Morduch and Karlan are another example of quantitative analysis coming to different results than anecdotal evidence compiled by interested parties as commonly used in the political "sciences". I particularly like the truly blind randomisation employed here even though the unblind analysis (unfortunately unavoidable here) does throw open the door to some bias.

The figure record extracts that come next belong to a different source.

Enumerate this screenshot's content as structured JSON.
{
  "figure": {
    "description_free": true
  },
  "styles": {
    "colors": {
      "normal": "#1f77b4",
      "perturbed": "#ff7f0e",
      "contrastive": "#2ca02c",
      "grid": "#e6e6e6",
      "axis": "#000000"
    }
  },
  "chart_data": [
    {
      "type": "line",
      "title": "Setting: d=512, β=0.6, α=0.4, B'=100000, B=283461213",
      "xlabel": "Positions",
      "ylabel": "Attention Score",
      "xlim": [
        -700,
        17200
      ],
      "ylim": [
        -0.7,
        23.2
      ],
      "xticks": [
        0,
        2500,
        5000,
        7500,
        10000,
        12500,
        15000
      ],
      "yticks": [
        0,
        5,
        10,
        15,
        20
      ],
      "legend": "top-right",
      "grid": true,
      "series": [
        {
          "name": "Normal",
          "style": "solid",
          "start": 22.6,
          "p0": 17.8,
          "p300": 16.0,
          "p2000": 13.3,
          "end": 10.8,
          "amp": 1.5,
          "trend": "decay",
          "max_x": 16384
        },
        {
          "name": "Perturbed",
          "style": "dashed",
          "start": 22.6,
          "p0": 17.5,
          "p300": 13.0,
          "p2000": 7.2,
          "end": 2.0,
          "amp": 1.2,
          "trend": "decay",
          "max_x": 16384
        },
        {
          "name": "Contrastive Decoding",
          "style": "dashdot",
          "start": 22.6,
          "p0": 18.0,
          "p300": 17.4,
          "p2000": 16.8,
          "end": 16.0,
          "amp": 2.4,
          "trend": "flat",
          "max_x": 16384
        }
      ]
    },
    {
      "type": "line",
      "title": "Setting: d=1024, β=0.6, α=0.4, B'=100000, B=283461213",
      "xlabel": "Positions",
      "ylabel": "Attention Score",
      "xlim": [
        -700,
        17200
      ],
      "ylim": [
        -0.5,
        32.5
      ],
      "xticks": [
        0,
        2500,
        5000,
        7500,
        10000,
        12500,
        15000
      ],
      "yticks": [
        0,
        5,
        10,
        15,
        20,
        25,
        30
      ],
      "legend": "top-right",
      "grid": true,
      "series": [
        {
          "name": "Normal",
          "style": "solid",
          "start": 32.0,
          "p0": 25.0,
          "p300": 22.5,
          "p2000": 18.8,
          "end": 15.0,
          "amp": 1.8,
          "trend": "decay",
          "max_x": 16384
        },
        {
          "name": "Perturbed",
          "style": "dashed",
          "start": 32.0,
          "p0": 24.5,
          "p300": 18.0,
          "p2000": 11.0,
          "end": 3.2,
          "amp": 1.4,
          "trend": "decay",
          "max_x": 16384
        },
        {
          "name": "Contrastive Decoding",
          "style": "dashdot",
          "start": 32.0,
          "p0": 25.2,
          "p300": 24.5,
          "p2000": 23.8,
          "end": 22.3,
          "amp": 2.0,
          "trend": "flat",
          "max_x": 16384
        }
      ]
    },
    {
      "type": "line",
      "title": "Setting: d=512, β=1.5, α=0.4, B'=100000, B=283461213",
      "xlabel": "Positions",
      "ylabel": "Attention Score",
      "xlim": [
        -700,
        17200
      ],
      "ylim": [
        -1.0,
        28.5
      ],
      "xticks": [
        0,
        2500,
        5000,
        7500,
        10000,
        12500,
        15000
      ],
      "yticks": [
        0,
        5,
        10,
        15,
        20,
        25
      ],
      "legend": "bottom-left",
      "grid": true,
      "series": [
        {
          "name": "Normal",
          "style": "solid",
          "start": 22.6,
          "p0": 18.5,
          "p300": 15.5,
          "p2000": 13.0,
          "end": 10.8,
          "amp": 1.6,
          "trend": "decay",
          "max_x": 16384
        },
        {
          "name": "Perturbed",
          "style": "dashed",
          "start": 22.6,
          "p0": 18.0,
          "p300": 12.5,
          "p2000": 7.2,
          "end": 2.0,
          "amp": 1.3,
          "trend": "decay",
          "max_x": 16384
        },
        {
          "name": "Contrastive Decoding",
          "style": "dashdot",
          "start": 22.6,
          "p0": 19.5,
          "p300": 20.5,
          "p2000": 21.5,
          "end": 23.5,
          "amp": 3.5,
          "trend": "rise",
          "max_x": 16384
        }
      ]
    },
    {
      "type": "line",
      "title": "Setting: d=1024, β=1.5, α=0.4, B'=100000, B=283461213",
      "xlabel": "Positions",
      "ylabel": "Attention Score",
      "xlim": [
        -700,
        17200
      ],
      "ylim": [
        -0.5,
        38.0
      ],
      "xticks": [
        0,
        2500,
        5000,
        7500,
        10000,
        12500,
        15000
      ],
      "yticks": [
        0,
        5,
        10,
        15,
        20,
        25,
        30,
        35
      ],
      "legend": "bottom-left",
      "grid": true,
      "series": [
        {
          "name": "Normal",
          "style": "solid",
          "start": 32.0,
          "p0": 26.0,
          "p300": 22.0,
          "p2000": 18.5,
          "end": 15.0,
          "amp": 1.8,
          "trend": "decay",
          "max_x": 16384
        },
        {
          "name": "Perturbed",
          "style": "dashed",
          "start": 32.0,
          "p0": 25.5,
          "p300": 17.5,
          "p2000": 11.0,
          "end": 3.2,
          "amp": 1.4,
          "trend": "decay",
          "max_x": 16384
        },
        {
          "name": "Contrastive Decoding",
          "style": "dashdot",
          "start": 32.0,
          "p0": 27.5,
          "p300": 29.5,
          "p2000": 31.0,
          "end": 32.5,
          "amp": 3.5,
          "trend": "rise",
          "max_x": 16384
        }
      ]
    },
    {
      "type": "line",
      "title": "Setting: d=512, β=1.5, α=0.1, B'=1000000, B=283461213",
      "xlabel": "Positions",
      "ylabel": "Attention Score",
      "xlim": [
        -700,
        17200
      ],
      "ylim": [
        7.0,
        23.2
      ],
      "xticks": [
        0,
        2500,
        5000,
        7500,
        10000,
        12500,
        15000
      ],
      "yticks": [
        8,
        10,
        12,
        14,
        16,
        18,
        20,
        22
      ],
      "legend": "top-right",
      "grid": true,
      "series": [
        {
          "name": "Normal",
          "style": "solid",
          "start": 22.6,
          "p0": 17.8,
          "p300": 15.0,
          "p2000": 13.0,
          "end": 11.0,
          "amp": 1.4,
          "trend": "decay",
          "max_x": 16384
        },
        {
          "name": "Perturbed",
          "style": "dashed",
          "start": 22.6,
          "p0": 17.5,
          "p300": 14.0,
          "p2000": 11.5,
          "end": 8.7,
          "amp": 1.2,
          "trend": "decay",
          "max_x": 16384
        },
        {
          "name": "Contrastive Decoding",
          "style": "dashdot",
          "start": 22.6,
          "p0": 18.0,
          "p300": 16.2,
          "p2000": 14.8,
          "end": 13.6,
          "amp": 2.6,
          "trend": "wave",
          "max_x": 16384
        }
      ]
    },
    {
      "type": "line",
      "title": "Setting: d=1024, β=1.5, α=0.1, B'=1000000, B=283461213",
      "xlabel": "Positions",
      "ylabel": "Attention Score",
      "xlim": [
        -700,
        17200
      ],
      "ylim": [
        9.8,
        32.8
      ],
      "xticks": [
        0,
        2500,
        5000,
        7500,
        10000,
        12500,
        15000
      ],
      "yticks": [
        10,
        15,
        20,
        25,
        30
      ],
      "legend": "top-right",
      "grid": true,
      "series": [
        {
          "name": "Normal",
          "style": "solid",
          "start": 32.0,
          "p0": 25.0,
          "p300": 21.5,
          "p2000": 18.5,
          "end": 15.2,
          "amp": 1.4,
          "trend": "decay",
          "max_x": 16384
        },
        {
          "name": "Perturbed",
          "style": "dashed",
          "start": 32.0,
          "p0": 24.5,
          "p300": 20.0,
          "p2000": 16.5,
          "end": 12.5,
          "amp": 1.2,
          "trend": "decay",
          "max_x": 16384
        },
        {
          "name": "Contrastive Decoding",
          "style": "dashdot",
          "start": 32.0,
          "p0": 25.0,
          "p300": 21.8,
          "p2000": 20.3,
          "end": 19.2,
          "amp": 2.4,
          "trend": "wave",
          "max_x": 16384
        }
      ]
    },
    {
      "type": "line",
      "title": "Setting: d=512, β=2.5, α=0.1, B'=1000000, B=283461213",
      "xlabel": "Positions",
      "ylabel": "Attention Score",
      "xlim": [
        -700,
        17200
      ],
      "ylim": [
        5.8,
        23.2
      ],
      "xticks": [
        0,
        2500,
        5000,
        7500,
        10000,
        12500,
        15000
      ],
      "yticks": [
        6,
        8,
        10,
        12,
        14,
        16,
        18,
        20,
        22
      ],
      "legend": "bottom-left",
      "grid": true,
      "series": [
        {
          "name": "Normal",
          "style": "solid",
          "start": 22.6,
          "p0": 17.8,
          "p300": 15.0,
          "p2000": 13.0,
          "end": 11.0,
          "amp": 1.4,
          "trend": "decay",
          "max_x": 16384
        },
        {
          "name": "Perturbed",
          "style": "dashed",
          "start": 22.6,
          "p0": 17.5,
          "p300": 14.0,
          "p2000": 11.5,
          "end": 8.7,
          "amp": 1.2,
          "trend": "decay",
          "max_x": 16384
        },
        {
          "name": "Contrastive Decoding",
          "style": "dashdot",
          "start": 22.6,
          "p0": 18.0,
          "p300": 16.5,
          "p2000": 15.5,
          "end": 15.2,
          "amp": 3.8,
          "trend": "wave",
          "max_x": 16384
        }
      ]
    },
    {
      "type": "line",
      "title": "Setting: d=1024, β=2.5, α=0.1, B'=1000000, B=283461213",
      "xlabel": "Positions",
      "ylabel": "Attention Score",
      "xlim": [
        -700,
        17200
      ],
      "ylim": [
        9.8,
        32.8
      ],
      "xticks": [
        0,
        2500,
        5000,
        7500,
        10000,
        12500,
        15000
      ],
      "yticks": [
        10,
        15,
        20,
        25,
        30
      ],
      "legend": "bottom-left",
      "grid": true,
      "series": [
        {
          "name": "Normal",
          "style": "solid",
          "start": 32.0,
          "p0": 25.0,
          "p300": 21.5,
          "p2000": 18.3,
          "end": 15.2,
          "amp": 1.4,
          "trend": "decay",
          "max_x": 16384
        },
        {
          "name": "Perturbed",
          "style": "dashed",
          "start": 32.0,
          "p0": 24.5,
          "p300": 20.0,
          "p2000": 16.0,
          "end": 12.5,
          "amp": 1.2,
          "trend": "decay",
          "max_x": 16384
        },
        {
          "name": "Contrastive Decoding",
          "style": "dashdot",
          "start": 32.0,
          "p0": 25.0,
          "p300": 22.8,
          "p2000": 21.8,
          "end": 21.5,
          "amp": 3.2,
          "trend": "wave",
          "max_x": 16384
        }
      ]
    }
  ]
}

I am very unhappy about the tone of the Kintish article about Mashey. True, plagiarism is fraud and when used to obtain degrees or promotion must be flushed out and prosecuted. It should also be pointed out unambiguously in an amendment and correction to a published article. Retraction is something else though. An article is rightly retracted when its contents are fabricated like in the cases of Schoen and Hwang or when an honestly reported result proves to be irreproducible. (N.B: In the scientific age published results used to be replicated elsewhere as a matter of course. This is now no longer deemed worth financing. Feynman already warned about this decades ago. See also the Editorial.) A retraction is seen as invalidating the content of published results, which in Wegman’s case clearly is not warranted. While Mashey entirely argues ad hominem, ignoring content, McIntyre’s critique of Mann’s hockey stick was about the science alone. In spite of Mann withholding raw data and methods on request (in itself an unscientific stance), McIntyre inferred them from the publication and managed to replicate the hockey stick shape from purely random data, proving Mann’s method to be flawed. Orthodoxy, appeals to authority, and arguments ad hominem are just what the scientific method is supposed to have superceded.
Wood and Ferring throw serious doubt on Out-of-Africa-I. The dates now reported leave very little time between the first arrival of non-Australopthecines and worldwide dispersal of Homo erectus. Still I do notice how Ferring’s "possible" in the main text mutates into "probably" in the abstract, an assignation I don’t see warranted by the facts as known today.
Jaquet and Santos (together with Bateson 2006, Milinski 2002, Sommerfeld 2007) tackle the open question of the evolution of selflessness. All the experiments Milinski was involved in are exemplary in their cleanliness and rigour. I have my doubts about the validity of Santos for the problems he claims to tackle. The main dilemmata he specifies are single-round games where negative outcomes are irredeemable and I don’t see how his local evolution can work when the true underlying variable deciding about success in a round is global. Still it may be applicable to less intractable problems involving milliards (billions to exaggerating Americans) of people.